Почти неделю после встречи с аббатисой Эллену держали в строгом заточении, но на пятый день ей разрешили присутствовать на вечерней службе. Идя по саду к часовне, она — после долгого заключения в четырех стенах — наслаждалась благами, даруемыми природой всякому смертному: чистотой свежего воздуха, яркой зеленью деревьев и кустарников. Вслед за монахинями она вошла в часовню, где обычно справлялись обряды, и заняла место среди послушниц. Торжественность службы — и в особенности та часть ее, которая сопровождалась музыкой, — сильно подействовала на Эллену, возвысив и укрепив ее дух.

Прислушиваясь к пению хора, Эллена особенно приметила один голос, поразивший ее необыкновенным звучанием: он отличался от других проникновенностью чувства и веры; в нем таилась печаль сердца, давно отринувшего мирские соблазны. Возвышался ли он под мощные раскаты органа или истаивал в стихавших гармониях хора — Эллене мнилось, будто ей сродни все переживания души, из которой этот голос изливался; она взглянула на галерею, где находились монахини, желая отыскать глазами лицо, гармонировавшее с голосом и выражавшее ту же тонкую восприимчивость. Посторонние в часовню не допускались, и потому некоторые из сестер откинули покрывала с лиц: среди них Эллена не встретила ничего особенно примечательного; но зато внимание ее привлекла фигура монахини, опустившейся на колени в дальнем углу галереи — подле лампы, которая освещала ее сбоку; облик этой монахини всецело соответствовал мысленно созданному Элленой образу, да и голос, казалось, доносился именно оттуда. Лицо монахини скрывала черная вуаль — достаточно прозрачная, впрочем, чтобы увериться в ее миловидности; однако не только голос, но и набожная поза (более никто из сестер не преклонил колени) убедительно свидетельствовали о глубокой искренности покаяния и пылком благочестии.

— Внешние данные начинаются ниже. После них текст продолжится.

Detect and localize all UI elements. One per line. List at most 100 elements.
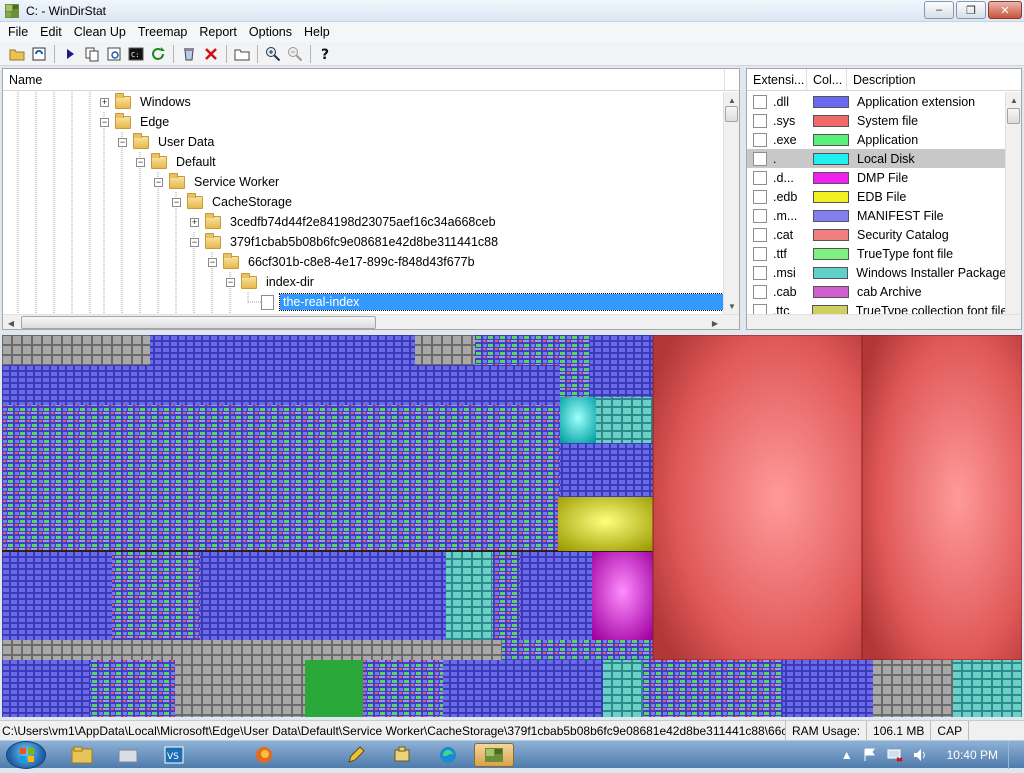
extension-row[interactable]: .d... DMP File xyxy=(747,168,1005,187)
windows-logo-icon xyxy=(20,748,34,762)
show-hidden-icons-icon[interactable]: ▲ xyxy=(841,748,853,762)
extension-row[interactable]: .m... MANIFEST File xyxy=(747,206,1005,225)
show-desktop-button[interactable] xyxy=(1008,741,1018,769)
taskbar-windirstat[interactable] xyxy=(474,743,514,767)
recycle-icon xyxy=(184,47,194,60)
expand-toggle[interactable]: + xyxy=(190,217,199,227)
tree-row-the-real-index[interactable]: the-real-index xyxy=(261,292,724,312)
extension-row[interactable]: .dll Application extension xyxy=(747,92,1005,111)
zoom-out-icon xyxy=(288,46,303,61)
column-header-description[interactable]: Description xyxy=(847,69,1007,90)
menu-options[interactable]: Options xyxy=(243,25,298,39)
taskbar-explorer[interactable] xyxy=(62,743,102,767)
scroll-thumb[interactable] xyxy=(725,106,738,122)
extension-row[interactable]: .ttf TrueType font file xyxy=(747,244,1005,263)
taskbar-folder[interactable] xyxy=(108,743,148,767)
menu-file[interactable]: File xyxy=(2,25,34,39)
taskbar-vs[interactable]: VS xyxy=(154,743,194,767)
expand-toggle[interactable]: − xyxy=(172,197,181,207)
explorer-button[interactable] xyxy=(103,44,125,64)
file-type-icon xyxy=(753,246,767,261)
menu-treemap[interactable]: Treemap xyxy=(132,25,194,39)
expand-toggle[interactable]: − xyxy=(100,117,109,127)
expand-toggle[interactable]: − xyxy=(226,277,235,287)
extension-row[interactable]: .cab cab Archive xyxy=(747,282,1005,301)
tree-row-66cf301b[interactable]: − 66cf301b-c8e8-4e17-899c-f848d43f677b xyxy=(208,252,478,272)
network-icon[interactable] xyxy=(887,748,903,762)
tree-row-default[interactable]: − Default xyxy=(136,152,219,172)
extension-name: .msi xyxy=(772,265,796,280)
properties-button[interactable] xyxy=(231,44,253,64)
column-header-extension[interactable]: Extensi... xyxy=(747,69,807,90)
file-icon xyxy=(261,294,274,310)
expand-toggle[interactable]: − xyxy=(118,137,127,147)
zoom-out-button[interactable] xyxy=(284,44,306,64)
tree-row-edge[interactable]: − Edge xyxy=(100,112,172,132)
start-button[interactable] xyxy=(6,741,46,769)
extension-row[interactable]: .exe Application xyxy=(747,130,1005,149)
scroll-thumb[interactable] xyxy=(1007,108,1020,124)
scroll-left-arrow[interactable]: ◀ xyxy=(3,315,19,329)
tree-horizontal-scrollbar[interactable]: ◀ ▶ xyxy=(3,314,739,329)
extension-name: .cat xyxy=(773,227,794,242)
copy-path-button[interactable] xyxy=(81,44,103,64)
taskbar-firefox[interactable] xyxy=(244,743,284,767)
clock[interactable]: 10:40 PM xyxy=(947,748,998,762)
zoom-in-button[interactable] xyxy=(262,44,284,64)
extension-description: Local Disk xyxy=(857,151,915,166)
command-prompt-button[interactable]: C: xyxy=(125,44,147,64)
play-button[interactable] xyxy=(59,44,81,64)
tree-row-3cedfb[interactable]: + 3cedfb74d44f2e84198d23075aef16c34a668c… xyxy=(190,212,499,232)
column-header-color[interactable]: Col... xyxy=(807,69,847,90)
extension-vertical-scrollbar[interactable]: ▲ ▼ xyxy=(1005,92,1021,329)
expand-toggle[interactable]: − xyxy=(136,157,145,167)
window-title: C: - WinDirStat xyxy=(26,3,107,18)
taskbar-pencil[interactable] xyxy=(336,743,376,767)
tree-row-cachestorage[interactable]: − CacheStorage xyxy=(172,192,295,212)
menu-edit[interactable]: Edit xyxy=(34,25,68,39)
recycle-button[interactable] xyxy=(178,44,200,64)
expand-toggle[interactable]: − xyxy=(190,237,199,247)
scroll-down-arrow[interactable]: ▼ xyxy=(724,298,739,314)
volume-icon[interactable] xyxy=(913,748,929,762)
tree-row-index-dir[interactable]: − index-dir xyxy=(226,272,317,292)
open-button[interactable] xyxy=(6,44,28,64)
refresh-button[interactable] xyxy=(147,44,169,64)
tree-row-service-worker[interactable]: − Service Worker xyxy=(154,172,282,192)
menu-report[interactable]: Report xyxy=(193,25,243,39)
extension-row[interactable]: .edb EDB File xyxy=(747,187,1005,206)
expand-toggle[interactable]: + xyxy=(100,97,109,107)
scroll-right-arrow[interactable]: ▶ xyxy=(707,315,723,329)
extension-name: . xyxy=(773,151,777,166)
extension-row[interactable]: .cat Security Catalog xyxy=(747,225,1005,244)
maximize-button[interactable]: ❐ xyxy=(956,1,986,19)
tree-header: Name xyxy=(3,69,739,91)
expand-toggle[interactable]: − xyxy=(154,177,163,187)
extension-horizontal-scrollbar[interactable] xyxy=(747,314,1021,329)
minimize-button[interactable]: ‒ xyxy=(924,1,954,19)
tree-row-379f1c[interactable]: − 379f1cbab5b08b6fc9e08681e42d8be311441c… xyxy=(190,232,501,252)
treemap-canvas[interactable] xyxy=(2,334,1023,717)
column-header-name[interactable]: Name xyxy=(3,69,725,90)
close-button[interactable]: ✕ xyxy=(988,1,1022,19)
taskbar-edge[interactable] xyxy=(428,743,468,767)
scroll-thumb[interactable] xyxy=(21,316,376,329)
tree-vertical-scrollbar[interactable]: ▲ ▼ xyxy=(723,92,739,314)
taskbar-puzzle[interactable] xyxy=(382,743,422,767)
refresh-all-button[interactable] xyxy=(28,44,50,64)
menu-help[interactable]: Help xyxy=(298,25,336,39)
scroll-up-arrow[interactable]: ▲ xyxy=(1006,92,1021,108)
color-swatch xyxy=(813,133,849,146)
action-center-flag-icon[interactable] xyxy=(863,748,877,762)
tree-rows: + Windows − Edge − User Data − Default −… xyxy=(3,92,725,314)
expand-toggle[interactable]: − xyxy=(208,257,217,267)
extension-row[interactable]: .msi Windows Installer Package xyxy=(747,263,1005,282)
delete-button[interactable] xyxy=(200,44,222,64)
treemap-view[interactable] xyxy=(2,334,1023,717)
tree-row-user-data[interactable]: − User Data xyxy=(118,132,217,152)
menu-clean-up[interactable]: Clean Up xyxy=(68,25,132,39)
extension-row[interactable]: . Local Disk xyxy=(747,149,1005,168)
tree-row-windows[interactable]: + Windows xyxy=(100,92,194,112)
extension-row[interactable]: .sys System file xyxy=(747,111,1005,130)
help-button[interactable]: ? xyxy=(315,44,337,64)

Пение смолкло; женщина поднялась с колен и откинула вуаль: при ярком свете лампы взору Эллены представилась внешность, полностью утвердившая ее в первоначальном предположении. На ангельски кротком лице монахини запечатлена была смиренная отрешенность от земного, но проступавшая бледность указывала на затаенную скорбь, исчезавшую только тогда, когда прилив благочестия возносил ее в горние сферы, наделяя вдохновенностью серафима. В такие мгновения глаза женщины, устремленные к небесам, преисполнялись преданнострастным обожанием и возвышенным пылом, напоминавшим изображения Гвидо; в ушах Эллены звучал тогда очаровавший ее голос.

Эллена разглядывала монахиню столь пристально, что не замечала окружающего; ей показалось, что спокойствие в ее манере держаться вызвано скорее отчаянием, нежели смирением; уходя мыслями от службы, девушка устремляла в пространство взор, сосредоточенность которого казалась слишком страстной для обычного страдания или для строя ума, совместимого с полным смирением. В нем было, однако, много такого, что вызвало сочувствие Эллены, и многое, казалось, говорило о сродстве чувств между ними. Эллена не только успокоилась, но даже утешилась, взирая на инокиню; этот эгоистический порыв, вероятно, был извинителен: ведь она теперь знала, что хоть одно существо в монастыре способно проявить к ней жалость и готовность утешить ее. Эллена попробовала встретиться с ней глазами, дабы без слов высказать свое восхищение — и отчаяние, однако монахиня, целиком поглощенная молитвой, не заметила ее взгляда.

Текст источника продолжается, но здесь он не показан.